I did everything as described in the manual, i can see in the DNA-C the last contact from the switch(07/31/2018 06:36:08 UTC).
But the DNA-C does not install any config or IOS.
I only get a Connection Error (07/31/2018 06:58:06 UTC
Connecting Timed Out Info).
Does anyone have a tip for me?
Hi Tom, what device are you trying to PnP and what version of IOS code are you using?
Amad, can you explain where the SimpleTemplate came from? Is this some automation in the backend? Where do we define this template? I am little confused here.
Specifically here:
This results in a PnP device rule created on DNA Center. The rule was created by the user, the state is planned (which means the device has not initiated communication yet), and there has been no contact. It also specifies the workflow for onboarding “simpleTemplate”.
SimpleTemplate is something i created with Template editor. A blog is coming on template editor
Adam,
I followed the process and the switch download the configuration from the template. However, it doesn't show in the device inventory. I had to connect the switch management port for that. When I connected the non-management port, it doesn't even talk to the the DNA server. What am I missing here?
Thank you
Bhupendra
you can use either the management port or the front panel ports. If you use DHCP and you move to a static IP, make sure you also add a static route to the configuration. If the device is not added to inventory, make sure you have configured the correct ssh/SNMP credentials in the configuration file
I have a question on the PNP connect using the cloud. This was introduced at Cisco Live but since it was new, i was not provided further details on it.

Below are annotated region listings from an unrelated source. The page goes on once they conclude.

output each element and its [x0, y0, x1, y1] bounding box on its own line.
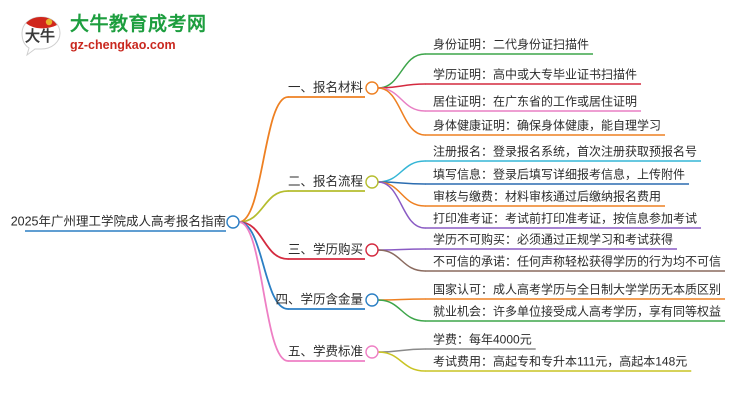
leaf-node-label-2-2[interactable]: 填写信息：登录后填写详细报考信息，上传附件	[433, 168, 685, 183]
leaf-node-label-3-1[interactable]: 学历不可购买：必须通过正规学习和考试获得	[433, 233, 673, 248]
leaf-node-label-4-2[interactable]: 就业机会：许多单位接受成人高考学历，享有同等权益	[433, 305, 721, 320]
leaf-node-label-2-3[interactable]: 审核与缴费：材料审核通过后缴纳报名费用	[433, 190, 661, 205]
branch-node-5[interactable]	[366, 346, 378, 358]
leaf-node-label-1-1[interactable]: 身份证明：二代身份证扫描件	[433, 38, 589, 53]
branch-node-label-5[interactable]: 五、学费标准	[288, 345, 363, 360]
leaf-node-label-2-1[interactable]: 注册报名：登录报名系统，首次注册获取预报名号	[433, 145, 697, 160]
leaf-node-label-3-2[interactable]: 不可信的承诺：任何声称轻松获得学历的行为均不可信	[433, 255, 721, 270]
branch-node-3[interactable]	[366, 244, 378, 256]
leaf-node-label-1-4[interactable]: 身体健康证明：确保身体健康，能自理学习	[433, 119, 661, 134]
branch-node-label-1[interactable]: 一、报名材料	[288, 81, 363, 96]
branch-node-label-4[interactable]: 四、学历含金量	[275, 293, 363, 308]
branch-node-label-3[interactable]: 三、学历购买	[288, 243, 363, 258]
root-node[interactable]	[227, 216, 239, 228]
root-node-label[interactable]: 2025年广州理工学院成人高考报名指南	[11, 215, 226, 230]
branch-node-label-2[interactable]: 二、报名流程	[288, 175, 363, 190]
mindmap-canvas	[0, 0, 750, 410]
branch-node-4[interactable]	[366, 294, 378, 306]
branch-node-2[interactable]	[366, 176, 378, 188]
leaf-node-label-5-1[interactable]: 学费：每年4000元	[433, 333, 532, 348]
leaf-node-label-5-2[interactable]: 考试费用：高起专和专升本111元，高起本148元	[433, 355, 687, 370]
leaf-node-label-1-2[interactable]: 学历证明：高中或大专毕业证书扫描件	[433, 68, 637, 83]
leaf-node-label-1-3[interactable]: 居住证明：在广东省的工作或居住证明	[433, 95, 637, 110]
branch-node-1[interactable]	[366, 82, 378, 94]
leaf-node-label-2-4[interactable]: 打印准考证：考试前打印准考证，按信息参加考试	[433, 212, 697, 227]
leaf-node-label-4-1[interactable]: 国家认可：成人高考学历与全日制大学学历无本质区别	[433, 283, 721, 298]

In my environment, we are actively using network PNP to push down configs to routers and switches (as long as they are on Denali IOS code or above).
I'm planning on moving on to the next step to test which is PNP cloud connect. From my understanding, and please correct me if i'm wrong, is there a solution where if a switch purchase is made, model # and serial #'s can be sent to PNP connect and as the switches are turned up they can be redirected to my organization' DNA-C where i can claim and assign configs?
Just a note, I was able to have my question answered by attending another training today. I will require a smart account setup and have it requested to add smart account when i order Network PNP eligible products.
yes, smart account is the critical thing.
correct. PnPConnect is supported today. If you log into software.cisco.com you should see a PnPConnect is the box in the middle.